In my travel closet the ghosts of autumn are hiding, waiting for a little light to
emerge from one of the smaller countries, the ones you almost never hear about,
that rotate on & off the U.N. Security Council like so many ferial days on a poor
man's calendar of saints. We want to love them, but we simply don't know
enough: how do they eat? What sort of clothes do they wear, vs. what sorts do
they manufacture almost exclusively for sale abroad? Were my ancestors, per-
haps, less provident than I would otherwise like to imagine?
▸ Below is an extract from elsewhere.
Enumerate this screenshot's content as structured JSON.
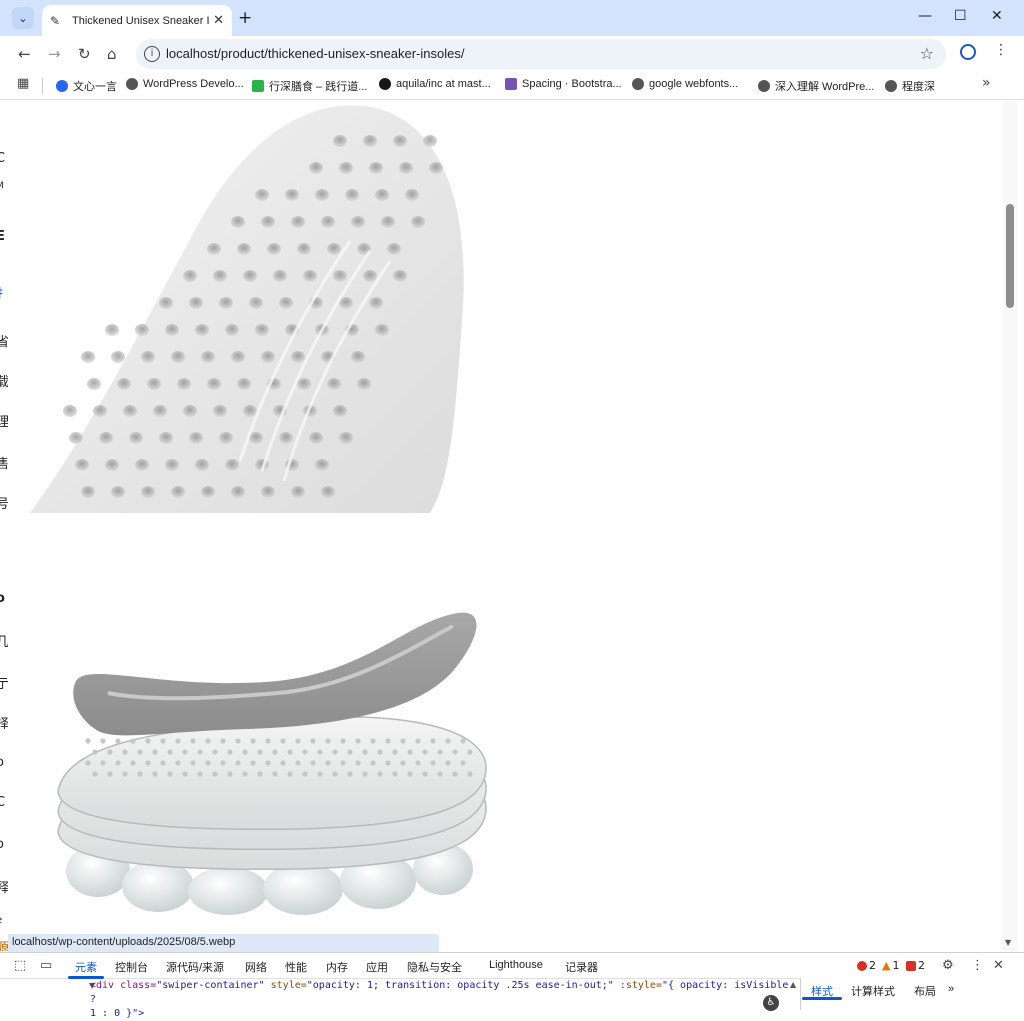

The ghosts of
autumn weave back & forth between old shirts & work pants spattered in paint,
breathing in deeply the dust, dander, each other: Permeable, they think, this deli-
cious interplay between life & not-life, between nationhood (qua nationhood) &
the long-term viability of native kinship networks. In the breezeway, somebody's
German shepherd has taken up what looks like residence but is probably a more
temporary occupation, something he'll remember less as fact than as a dim fable
of dank smells & whiplash horoscopes. The librarian's hair was a deep, unnatural
red, like an apple dreaming it was a picture of an apple dreaming it was a Camaro.
As we lose diacritical marks they are reincarnated: as children? orphans? poets?
It is interesting that you feel that way, the recording repeats, over & over as the
wheels of the night's vast automobile slows: It is interesting that you feel that
way, It is interesting that you feel, It is interesting, It is interesting, It is.